JSON universal indexing

Elasticsearch will index every property and value in any JSON document you store in its universal index. In addition to simply storing values as text, Elasticsearch will attempt to guess the data type of the property being stored.

This provides a quick start when storing and searching JSON documents. Elasticsearch, like Solr, is built on top of the Lucene indexer and search engine. Elasticsearch provides a distributed architecture for indexing large amounts of data using Lucene.

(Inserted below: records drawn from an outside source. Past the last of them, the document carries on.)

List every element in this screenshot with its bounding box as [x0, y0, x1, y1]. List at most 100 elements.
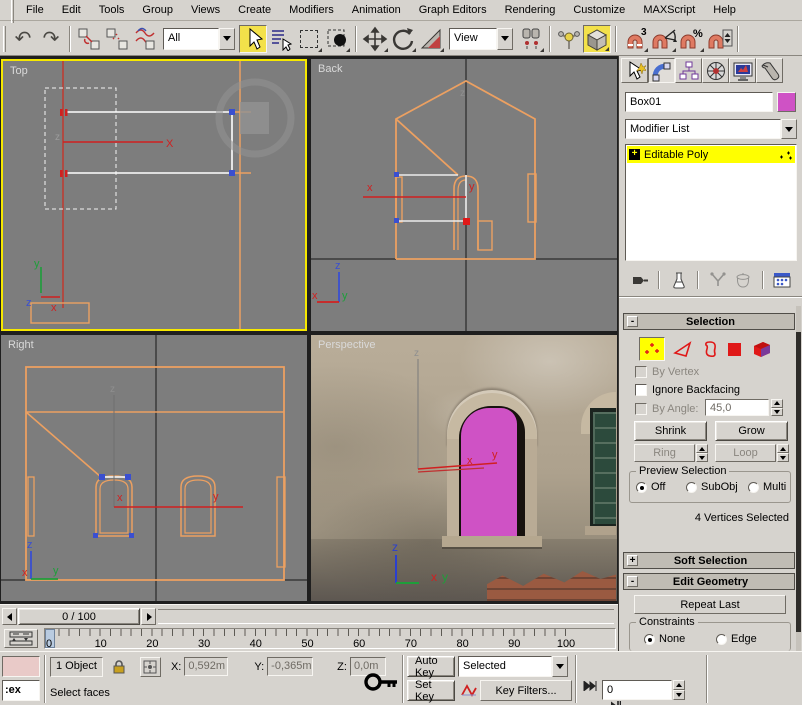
- toolbar-grip[interactable]: [3, 25, 6, 52]
- viewport-back-label[interactable]: Back: [318, 63, 342, 75]
- grow-button[interactable]: Grow: [715, 421, 788, 441]
- constraint-none-radio[interactable]: [644, 633, 655, 645]
- select-and-link-button[interactable]: [75, 25, 103, 53]
- tab-create[interactable]: [621, 58, 648, 83]
- viewport-right[interactable]: z x y z x y Right: [1, 335, 307, 601]
- by-angle-field[interactable]: 45,0: [705, 399, 769, 416]
- default-in-out-tangents-button[interactable]: [458, 680, 479, 700]
- loop-spinner[interactable]: [777, 444, 789, 462]
- select-and-scale-button[interactable]: [417, 25, 445, 53]
- time-slider-next-button[interactable]: [141, 608, 156, 625]
- rectangular-selection-region-button[interactable]: [295, 25, 323, 53]
- absolute-offset-toggle[interactable]: [139, 656, 161, 677]
- ignore-backfacing-checkbox-row[interactable]: Ignore Backfacing: [635, 383, 740, 397]
- y-coordinate-field[interactable]: -0,365m: [267, 657, 314, 676]
- tab-modify[interactable]: [648, 58, 675, 83]
- repeat-last-button[interactable]: Repeat Last: [634, 595, 786, 614]
- shrink-button[interactable]: Shrink: [634, 421, 707, 441]
- constraint-edge-radio[interactable]: [716, 633, 727, 645]
- collapse-icon[interactable]: -: [627, 576, 638, 587]
- expand-icon[interactable]: +: [627, 555, 638, 566]
- select-and-manipulate-button[interactable]: [555, 25, 583, 53]
- use-pivot-point-center-button[interactable]: [517, 25, 545, 53]
- menubar-grip[interactable]: [11, 0, 14, 23]
- current-frame-field[interactable]: 0: [602, 680, 672, 700]
- panel-scrollbar[interactable]: [796, 306, 801, 651]
- tab-hierarchy[interactable]: [675, 58, 702, 83]
- preview-subobj-radio-row[interactable]: SubObj: [686, 481, 738, 493]
- window-crossing-toggle-button[interactable]: [323, 25, 351, 53]
- menu-maxscript[interactable]: MAXScript: [634, 2, 704, 18]
- menu-edit[interactable]: Edit: [53, 2, 90, 18]
- set-keys-button[interactable]: [363, 660, 399, 700]
- vertex-subobject-button[interactable]: [639, 337, 665, 361]
- key-mode-arrow[interactable]: [552, 656, 568, 677]
- preview-multi-radio-row[interactable]: Multi: [748, 481, 786, 493]
- collapse-icon[interactable]: -: [627, 316, 638, 327]
- by-angle-row[interactable]: By Angle:: [635, 402, 698, 416]
- border-subobject-button[interactable]: [701, 339, 719, 359]
- menu-customize[interactable]: Customize: [564, 2, 634, 18]
- key-filters-button[interactable]: Key Filters...: [480, 680, 572, 701]
- constraint-edge-radio-row[interactable]: Edge: [716, 633, 757, 645]
- edit-geometry-rollout-header[interactable]: - Edit Geometry: [623, 573, 795, 590]
- modifier-list-arrow[interactable]: [781, 119, 797, 139]
- viewport-right-label[interactable]: Right: [8, 339, 34, 351]
- menu-rendering[interactable]: Rendering: [496, 2, 565, 18]
- by-angle-checkbox[interactable]: [635, 403, 647, 415]
- viewport-top-label[interactable]: Top: [10, 65, 28, 77]
- ring-spinner[interactable]: [696, 444, 708, 462]
- auto-key-button[interactable]: Auto Key: [407, 655, 455, 679]
- key-mode-dropdown[interactable]: Selected: [458, 656, 568, 677]
- ring-button[interactable]: Ring: [634, 444, 695, 462]
- configure-modifier-sets-button[interactable]: [772, 270, 793, 290]
- tab-motion[interactable]: [702, 58, 729, 83]
- x-coordinate-field[interactable]: 0,592m: [184, 657, 229, 676]
- select-by-name-button[interactable]: [267, 25, 295, 53]
- time-slider-prev-button[interactable]: [2, 608, 17, 625]
- reference-coordsys-dropdown[interactable]: View: [449, 27, 513, 50]
- unlink-selection-button[interactable]: [103, 25, 131, 53]
- menu-graph-editors[interactable]: Graph Editors: [410, 2, 496, 18]
- make-unique-button[interactable]: [708, 270, 729, 290]
- menu-views[interactable]: Views: [182, 2, 229, 18]
- by-vertex-checkbox-row[interactable]: By Vertex: [635, 365, 699, 379]
- tab-display[interactable]: [729, 58, 756, 83]
- menu-create[interactable]: Create: [229, 2, 280, 18]
- viewport-top[interactable]: X z y z x Top: [1, 59, 307, 331]
- frame-spinner[interactable]: [673, 680, 685, 700]
- snap-toggle-3d-button[interactable]: 3: [621, 25, 649, 53]
- time-slider-track[interactable]: [158, 609, 614, 624]
- constraint-none-radio-row[interactable]: None: [644, 633, 685, 645]
- ignore-backfacing-checkbox[interactable]: [635, 384, 647, 396]
- preview-subobj-radio[interactable]: [686, 481, 697, 493]
- viewport-back[interactable]: x y z z x y Back: [311, 59, 617, 331]
- time-slider-thumb[interactable]: 0 / 100: [18, 608, 140, 625]
- menu-animation[interactable]: Animation: [343, 2, 410, 18]
- modifier-stack-list[interactable]: + Editable Poly: [625, 144, 797, 261]
- preview-off-radio[interactable]: [636, 481, 647, 493]
- angle-snap-toggle-button[interactable]: [649, 25, 677, 53]
- select-and-move-button[interactable]: [361, 25, 389, 53]
- undo-button[interactable]: ↶: [9, 25, 37, 53]
- maxscript-mini-listener[interactable]: :ex: [2, 680, 40, 701]
- by-angle-spinner[interactable]: [771, 399, 783, 416]
- menu-file[interactable]: File: [17, 2, 53, 18]
- stack-item-editable-poly[interactable]: + Editable Poly: [627, 146, 795, 163]
- preview-multi-radio[interactable]: [748, 481, 759, 493]
- edge-subobject-button[interactable]: [672, 339, 694, 359]
- selection-rollout-header[interactable]: - Selection: [623, 313, 795, 330]
- scrollbar-thumb[interactable]: [796, 332, 801, 632]
- open-mini-trackview-button[interactable]: [4, 629, 38, 648]
- spinner-snap-toggle-button[interactable]: [705, 25, 733, 53]
- selection-lock-toggle[interactable]: [109, 657, 130, 677]
- polygon-subobject-button[interactable]: [726, 340, 744, 358]
- object-name-input[interactable]: [625, 92, 773, 112]
- loop-button[interactable]: Loop: [715, 444, 776, 462]
- modifier-list-dropdown[interactable]: Modifier List: [625, 119, 797, 139]
- stack-expand-icon[interactable]: +: [629, 149, 640, 160]
- by-vertex-checkbox[interactable]: [635, 366, 647, 378]
- redo-button[interactable]: ↷: [37, 25, 65, 53]
- menu-help[interactable]: Help: [704, 2, 745, 18]
- pin-stack-button[interactable]: [629, 270, 650, 290]
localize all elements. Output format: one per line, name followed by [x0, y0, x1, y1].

Elasticsearch makes a better attempt than Solr at providing a fully consistent master-slave replication of saved data. This means all replicas are consistent with any changes applied to the master as soon as a transaction completes. Transaction logs in Elasticsearch are also committed immediately to disk, minimizing the chances of data loss if a server fails immediately after a document is saved.

Scriptable querying

Elasticsearch doesn’t provide a free Google-style query grammar. Instead, you create a structured query using an Elasticsearch-specific JSON format.

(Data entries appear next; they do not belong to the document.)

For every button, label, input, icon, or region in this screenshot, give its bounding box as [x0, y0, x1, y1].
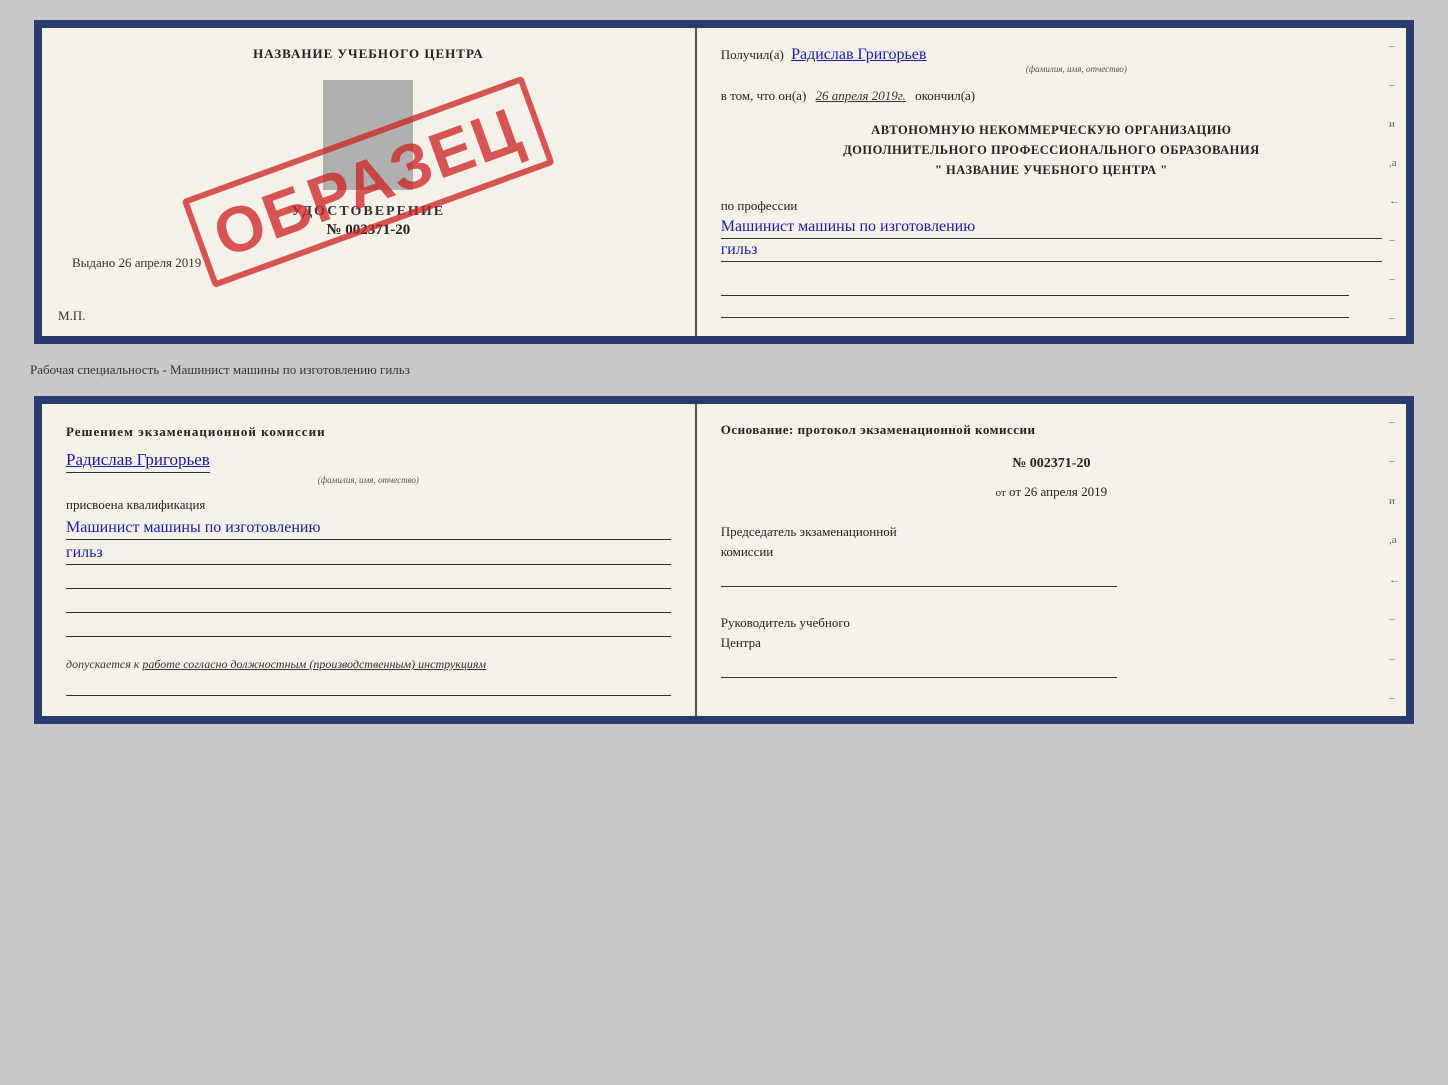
b-side-char-dash3: – — [1389, 613, 1400, 625]
b-side-char-arrow: ← — [1389, 574, 1400, 586]
blank-line-2 — [66, 593, 671, 613]
vtom-line: в том, что он(а) 26 апреля 2019г. окончи… — [721, 88, 1382, 104]
qualif-handwritten: Машинист машины по изготовлению — [66, 519, 671, 540]
predsedatel-line2: комиссии — [721, 542, 1382, 562]
recipient-name: Радислав Григорьев — [791, 46, 926, 63]
top-doc-left: НАЗВАНИЕ УЧЕБНОГО ЦЕНТРА УДОСТОВЕРЕНИЕ №… — [42, 28, 697, 336]
bottom-doc-right: Основание: протокол экзаменационной коми… — [697, 404, 1406, 716]
ot-date-value: от 26 апреля 2019 — [1009, 484, 1107, 499]
photo-placeholder — [323, 80, 413, 190]
bottom-document: Решением экзаменационной комиссии Радисл… — [34, 396, 1414, 724]
rukovod-line2: Центра — [721, 633, 1382, 653]
blank-line-1 — [66, 569, 671, 589]
side-char-dash2: – — [1389, 79, 1400, 91]
top-doc-right: Получил(а) Радислав Григорьев (фамилия, … — [697, 28, 1406, 336]
osnov-title: Основание: протокол экзаменационной коми… — [721, 422, 1382, 438]
rukovod-line1: Руководитель учебного — [721, 613, 1382, 633]
side-char-dash1: – — [1389, 40, 1400, 52]
org-line1: АВТОНОМНУЮ НЕКОММЕРЧЕСКУЮ ОРГАНИЗАЦИЮ — [721, 120, 1382, 140]
vtom-prefix: в том, что он(а) — [721, 88, 807, 103]
b-side-char-dash1: – — [1389, 416, 1400, 428]
poluchil-line: Получил(а) Радислав Григорьев (фамилия, … — [721, 46, 1382, 74]
udostoverenie-block: УДОСТОВЕРЕНИЕ № 002371-20 — [292, 204, 445, 239]
bottom-side-chars: – – и ,а ← – – – — [1389, 404, 1400, 716]
name-subtitle: (фамилия, имя, отчество) — [771, 64, 1382, 74]
org-line2: ДОПОЛНИТЕЛЬНОГО ПРОФЕССИОНАЛЬНОГО ОБРАЗО… — [721, 140, 1382, 160]
poluchil-prefix: Получил(а) — [721, 47, 784, 62]
vydano-line: Выдано 26 апреля 2019 — [72, 255, 201, 271]
okonchil-label: окончил(а) — [915, 88, 975, 103]
predsedatel-line1: Председатель экзаменационной — [721, 522, 1382, 542]
predsedatel-block: Председатель экзаменационной комиссии — [721, 522, 1382, 587]
b-side-char-dash2: – — [1389, 455, 1400, 467]
bottom-doc-left: Решением экзаменационной комиссии Радисл… — [42, 404, 697, 716]
side-char-i: и — [1389, 118, 1400, 130]
ot-prefix: от — [996, 487, 1006, 499]
side-char-ya: ,а — [1389, 157, 1400, 169]
side-char-arrow: ← — [1389, 195, 1400, 207]
qualif-handwritten2: гильз — [66, 544, 671, 565]
b-side-char-ya: ,а — [1389, 534, 1400, 546]
rukovod-sign-line — [721, 658, 1118, 678]
resheniem-text: Решением экзаменационной комиссии — [66, 424, 326, 440]
blank-line-4 — [66, 676, 671, 696]
prisvoyena-text: присвоена квалификация — [66, 497, 205, 513]
profession-handwritten: Машинист машины по изготовлению — [721, 218, 1382, 239]
dash-line-1 — [721, 278, 1349, 296]
bottom-fio-subtitle: (фамилия, имя, отчество) — [66, 475, 671, 485]
right-lines — [721, 278, 1382, 318]
rukovod-block: Руководитель учебного Центра — [721, 613, 1382, 678]
side-char-dash4: – — [1389, 273, 1400, 285]
org-line3: " НАЗВАНИЕ УЧЕБНОГО ЦЕНТРА " — [721, 160, 1382, 180]
top-doc-center-title: НАЗВАНИЕ УЧЕБНОГО ЦЕНТРА — [253, 46, 484, 62]
dash-line-2 — [721, 300, 1349, 318]
side-char-dash3: – — [1389, 234, 1400, 246]
side-chars: – – и ,а ← – – – — [1389, 28, 1400, 336]
professii-label: по профессии — [721, 198, 798, 213]
dopuskaetsya-prefix: допускается к — [66, 657, 139, 671]
profession-handwritten2: гильз — [721, 241, 1382, 262]
b-side-char-dash5: – — [1389, 692, 1400, 704]
top-document: НАЗВАНИЕ УЧЕБНОГО ЦЕНТРА УДОСТОВЕРЕНИЕ №… — [34, 20, 1414, 344]
dopusk-italic: работе согласно должностным (производств… — [142, 657, 486, 671]
blank-line-3 — [66, 617, 671, 637]
udost-title: УДОСТОВЕРЕНИЕ — [292, 204, 445, 220]
predsedatel-sign-line — [721, 567, 1118, 587]
udost-number: № 002371-20 — [292, 222, 445, 239]
b-side-char-dash4: – — [1389, 653, 1400, 665]
side-char-dash5: – — [1389, 312, 1400, 324]
protocol-number: № 002371-20 — [721, 456, 1382, 472]
ot-date: от от 26 апреля 2019 — [721, 484, 1382, 500]
mp-line: М.П. — [58, 308, 85, 324]
remark-label: Рабочая специальность - Машинист машины … — [30, 362, 410, 378]
professii-block: по профессии Машинист машины по изготовл… — [721, 198, 1382, 262]
completion-date: 26 апреля 2019г. — [816, 88, 906, 103]
bottom-recipient-name: Радислав Григорьев — [66, 450, 210, 473]
b-side-char-i: и — [1389, 495, 1400, 507]
dopuskaetsya-text: допускается к работе согласно должностны… — [66, 657, 486, 672]
org-block: АВТОНОМНУЮ НЕКОММЕРЧЕСКУЮ ОРГАНИЗАЦИЮ ДО… — [721, 120, 1382, 180]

This format provides queries that return relevance-ranked results and filters that return exact matches to the filter terms. Many types of query and filter terms are supported. Filtering also allows the use of a query within a filter.

icon tip The script filter enables simple JavaScript Boolean terms to be submitted as text and executed in order to filter the documents. These can also be parameterized and cached, allowing for a facility similar to bound variables from the relational database world’s stored procedures.

Evaluating Elasticsearch

Elasticsearch is a good place to start if you need to store data as JSON documents primarily for full-text searches or for range query searches. The ELK stack allows very rapid use of Elasticsearch for log file storing, search, and analytics in an attractive and high-performance front end.

Beyond log file use, though, you must plug Elasticsearch’s HTTP-based REST API into your programming language and user interface layer of choice. Support is provided for a wide range of languages.

Elasticsearch doesn’t handle binary documents or XML natively, so if these are among your needs, then you need to look at other solutions. No connectors are provided for Elasticsearch to pull in information from other corporate systems or applications.

Elasticsearch does handle JSON documents better than Solr. This is especially true with complex nested tree structures and parent/child relationships within documents.

Elasticsearch is also schema-less with a universal index, unlike Solr where you need to specifically instruct the search engine about the format and fields in the indexed documents. In Solr, schema changes also require a cluster restart — they cannot be done live. In Elasticsearch, you can alter them live as long as the changes don’t break existing indexes.

If you have a variety of ever-changing JSON documents and need to search them, then Elasticsearch is a good choice.

Microsoft’s entry into the JSON document NoSQL market with its DocumentDB service on Azure could prove a more attractive option to managing and search JSON documents as it matures over the next two years. At the moment, Microsoft DocumentDB has no free text search capability, preferring instead to use Structured Query Language (SQL) queries from the relational database world. If Microsoft were to take its FAST database technology and apply it to its DocumentDB product with its existing universal index, and then allow on-premise installations, then DocumentDB will become an attractive alternative in large enterprise deployments.

At the moment, though, Elasticsearch is the dominant JSON search engine, but it will have to adapt in order to pull ahead of Solr or MarkLogic, which both support a wider range of document formats.